FPGA-Based Parallel Implementation of SURF Algorithm
Wenjie Chen,Shuaishuai Ding,Zhilei Chai,Daojing He,Weihua Zhang,Guanhua Zhang,Qiwei Peng,Wang Luo
DOI: https://doi.org/10.1109/ICPADS.2016.0049
2016-01-01
Abstract:SURF (Speeded up robust features) detection is used extensively in object detection, tracking and matching. However, due to its high complexity, it is usually a challenge to perform such detection in real time on a general-purpose processor. This paper proposes a parallel computing algorithm for the fast computation of SURF, which is specially designed for FPGAs. By efficiently exploiting the advantages of the architecture of an FPGA, and by appropriately handling the inherent parallelism of the SURF computation, the proposed algorithm is able to significantly reduce the computation time.
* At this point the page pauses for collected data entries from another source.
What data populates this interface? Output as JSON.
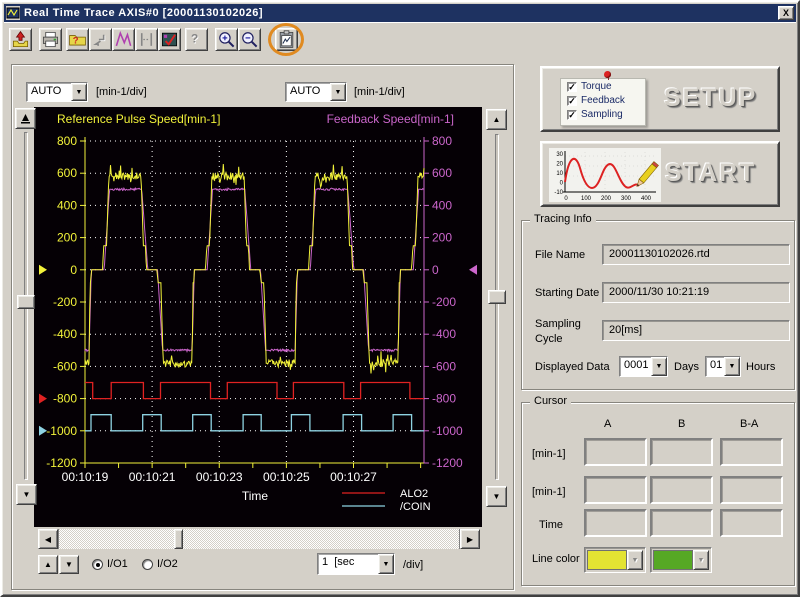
{
  "window": {
    "title": "Real Time Trace  AXIS#0 [20001130102026]",
    "close_label": "X"
  },
  "toolbar": {
    "buttons": [
      {
        "name": "load-trace-data",
        "enabled": true
      },
      {
        "name": "print",
        "enabled": true
      },
      {
        "name": "file-info",
        "enabled": true
      },
      {
        "name": "import-graph",
        "enabled": false
      },
      {
        "name": "waveform-view",
        "enabled": true
      },
      {
        "name": "span-select",
        "enabled": false
      },
      {
        "name": "trace-verify",
        "enabled": true
      },
      {
        "name": "context-help",
        "enabled": false
      },
      {
        "name": "zoom-in",
        "enabled": true
      },
      {
        "name": "zoom-out",
        "enabled": true
      },
      {
        "name": "copy-to-clipboard",
        "enabled": true,
        "highlighted": true
      }
    ]
  },
  "left_panel": {
    "left_axis_combo": {
      "value": "AUTO"
    },
    "left_axis_unit": "[min-1/div]",
    "right_axis_combo": {
      "value": "AUTO"
    },
    "right_axis_unit": "[min-1/div]",
    "io_radio": {
      "options": [
        "I/O1",
        "I/O2"
      ],
      "selected": "I/O1"
    },
    "timebase_combo": {
      "value": "1  [sec"
    },
    "timebase_unit": "/div]"
  },
  "chart_data": {
    "type": "line",
    "background": "#050005",
    "x_axis": {
      "label": "Time",
      "total_seconds": 10.1,
      "tick_step_seconds": 1,
      "labeled_ticks": [
        {
          "t": 0,
          "label": "00:10:19"
        },
        {
          "t": 2,
          "label": "00:10:21"
        },
        {
          "t": 4,
          "label": "00:10:23"
        },
        {
          "t": 6,
          "label": "00:10:25"
        },
        {
          "t": 8,
          "label": "00:10:27"
        }
      ],
      "grid_seconds": [
        2,
        4,
        6,
        8
      ],
      "color": "#f2f23a",
      "label_color": "#ffffff"
    },
    "y_axis_left": {
      "title": "Reference Pulse Speed[min-1]",
      "min": -1200,
      "max": 800,
      "step": 200,
      "color": "#f2f23a"
    },
    "y_axis_right": {
      "title": "Feedback Speed[min-1]",
      "min": -1200,
      "max": 800,
      "step": 200,
      "color": "#cc66cc"
    },
    "series": [
      {
        "name": "Reference Pulse Speed",
        "kind": "cycle",
        "color": "#f2f23a",
        "width": 1,
        "period": 3.07,
        "phase": 2.88,
        "points": [
          [
            0,
            0
          ],
          [
            0.33,
            0
          ],
          [
            0.37,
            150
          ],
          [
            0.45,
            150
          ],
          [
            0.52,
            580
          ],
          [
            1.48,
            580
          ],
          [
            1.55,
            150
          ],
          [
            1.61,
            150
          ],
          [
            1.64,
            0
          ],
          [
            1.95,
            0
          ],
          [
            1.99,
            -80
          ],
          [
            2.07,
            -80
          ],
          [
            2.14,
            -580
          ],
          [
            3.0,
            -580
          ],
          [
            3.03,
            -80
          ],
          [
            3.05,
            -80
          ],
          [
            3.07,
            0
          ]
        ],
        "noise": [
          [
            0.54,
            1.47
          ],
          [
            2.16,
            2.99
          ]
        ],
        "noise_amp": 24,
        "spikes": true
      },
      {
        "name": "Feedback Speed",
        "kind": "cycle",
        "color": "#cc66cc",
        "width": 1,
        "period": 3.07,
        "phase": 2.88,
        "points": [
          [
            0,
            0
          ],
          [
            0.38,
            0
          ],
          [
            0.54,
            500
          ],
          [
            1.5,
            500
          ],
          [
            1.68,
            0
          ],
          [
            1.97,
            0
          ],
          [
            2.12,
            -500
          ],
          [
            3.0,
            -500
          ],
          [
            3.07,
            0
          ]
        ],
        "noise": [
          [
            0.6,
            1.45
          ],
          [
            2.2,
            2.95
          ]
        ],
        "noise_amp": 7,
        "spikes": false
      },
      {
        "name": "ALO2",
        "kind": "square",
        "color": "#e02222",
        "width": 1.3,
        "high": -700,
        "low": -800,
        "start_high": true,
        "transitions": [
          0.23,
          0.78,
          1.74,
          2.25,
          3.74,
          4.24,
          5.72,
          6.21,
          7.71,
          8.21,
          9.68,
          10.1
        ]
      },
      {
        "name": "/COIN",
        "kind": "square",
        "color": "#8ed2e2",
        "width": 1.3,
        "high": -900,
        "low": -1000,
        "start_high": false,
        "transitions": [
          0.18,
          0.78,
          1.72,
          2.27,
          3.21,
          3.76,
          4.71,
          5.25,
          6.15,
          6.7,
          7.69,
          8.24,
          9.18,
          9.73
        ]
      }
    ],
    "legend": [
      {
        "label": "ALO2",
        "color": "#e02222"
      },
      {
        "label": "/COIN",
        "color": "#8ed2e2"
      }
    ],
    "markers": {
      "left": [
        {
          "value": 0,
          "color": "#f2f23a"
        },
        {
          "value": -800,
          "color": "#e02222"
        },
        {
          "value": -1000,
          "color": "#8ed2e2"
        }
      ],
      "right": [
        {
          "value": 0,
          "color": "#cc66cc"
        }
      ]
    }
  },
  "right_panel": {
    "setup_button": {
      "label": "SETUP",
      "checkboxes": [
        "Torque",
        "Feedback",
        "Sampling"
      ]
    },
    "start_button": {
      "label": "START",
      "icon_y_labels": [
        "30",
        "20",
        "10",
        "0",
        "-10"
      ],
      "icon_x_labels": [
        "0",
        "100",
        "200",
        "300",
        "400"
      ]
    },
    "tracing_info": {
      "title": "Tracing Info",
      "file_name_label": "File Name",
      "file_name": "20001130102026.rtd",
      "starting_date_label": "Starting Date",
      "starting_date": "2000/11/30 10:21:19",
      "sampling_cycle_label_1": "Sampling",
      "sampling_cycle_label_2": "Cycle",
      "sampling_cycle": "20[ms]",
      "displayed_data_label": "Displayed Data",
      "days_value": "0001",
      "days_label": "Days",
      "hours_value": "01",
      "hours_label": "Hours"
    },
    "cursor": {
      "title": "Cursor",
      "columns": [
        "A",
        "B",
        "B-A"
      ],
      "row_labels": [
        "[min-1]",
        "[min-1]",
        "Time"
      ],
      "line_color_label": "Line color",
      "colors": [
        "#e3e332",
        "#56a824"
      ]
    }
  }
}
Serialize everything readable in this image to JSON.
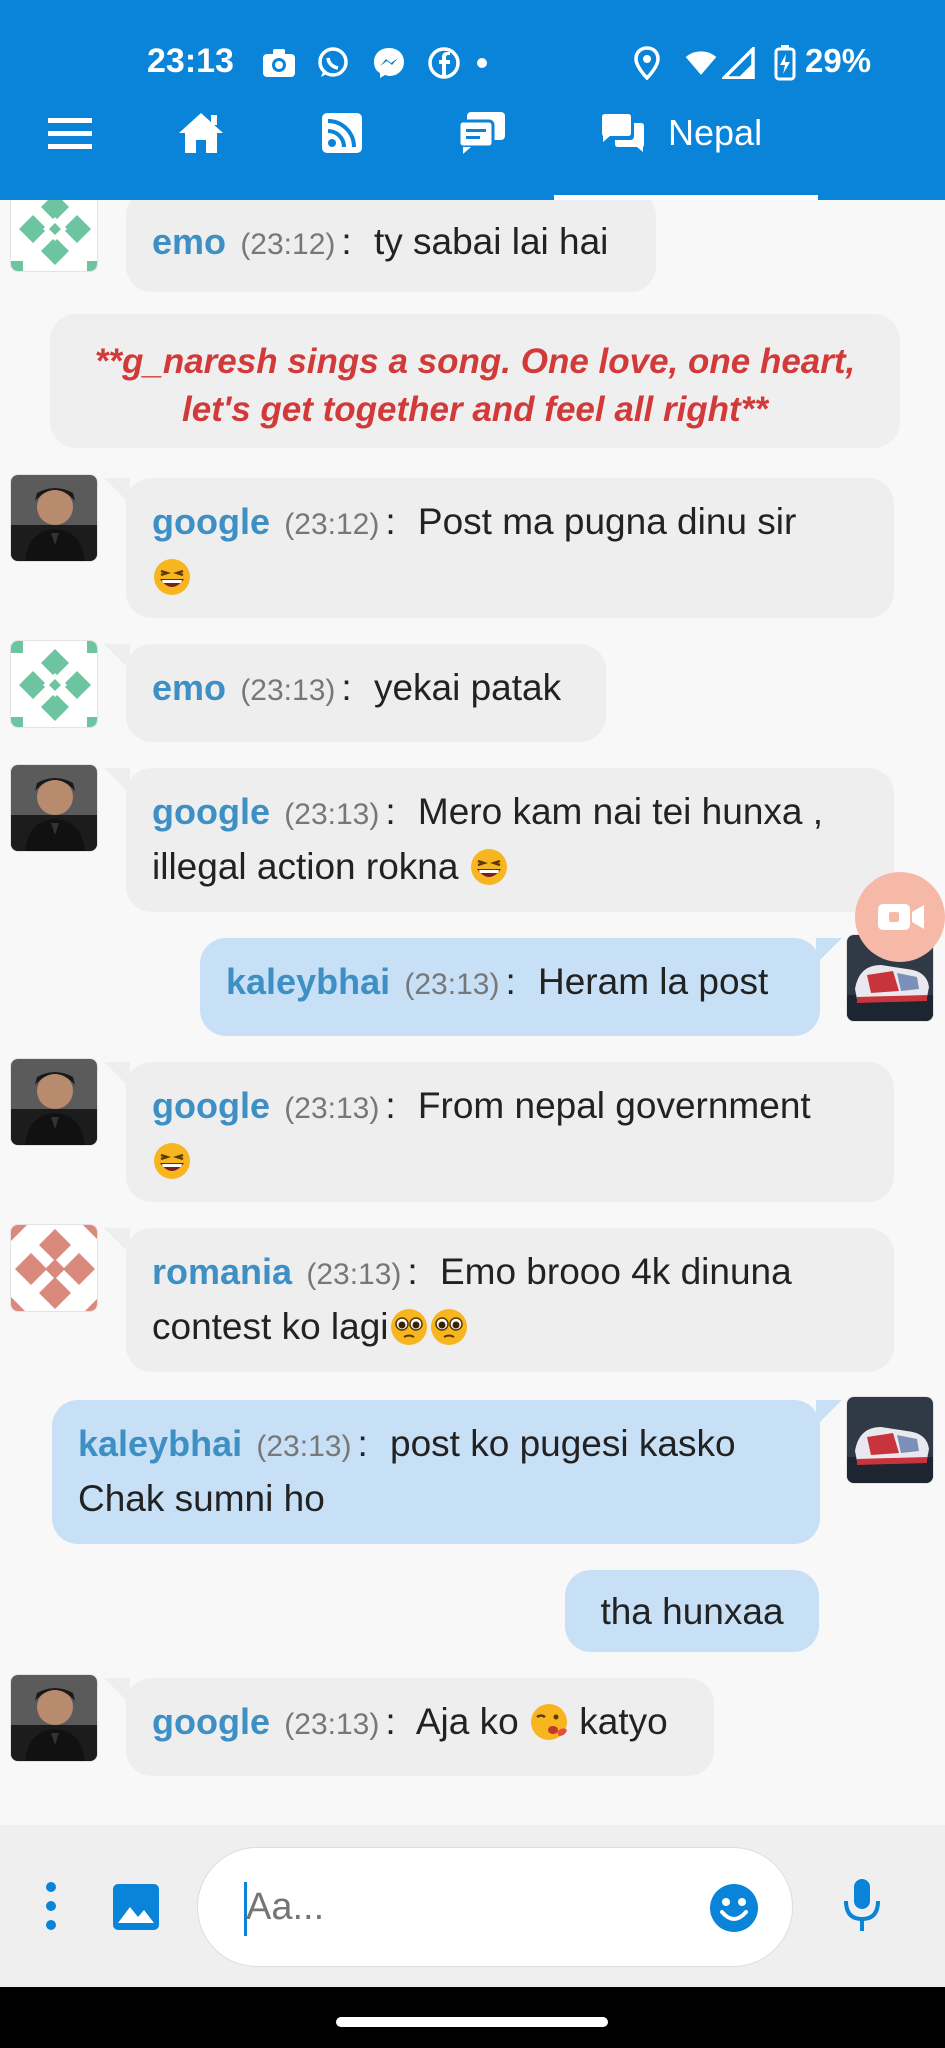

Our experimental results show that, for an image with a resolution of 640x480, the processing time for computing using SURF is only 0.047 seconds on an FPGA (XC6SLX150T, 66.7 MHz), which is 13 times faster than when performed on a typical i3-3240 CPU (with a 3.4 GHz main frequency) and 249 times faster than when performed on a traditional ARM system (CortexTM-A8, 1 GHz).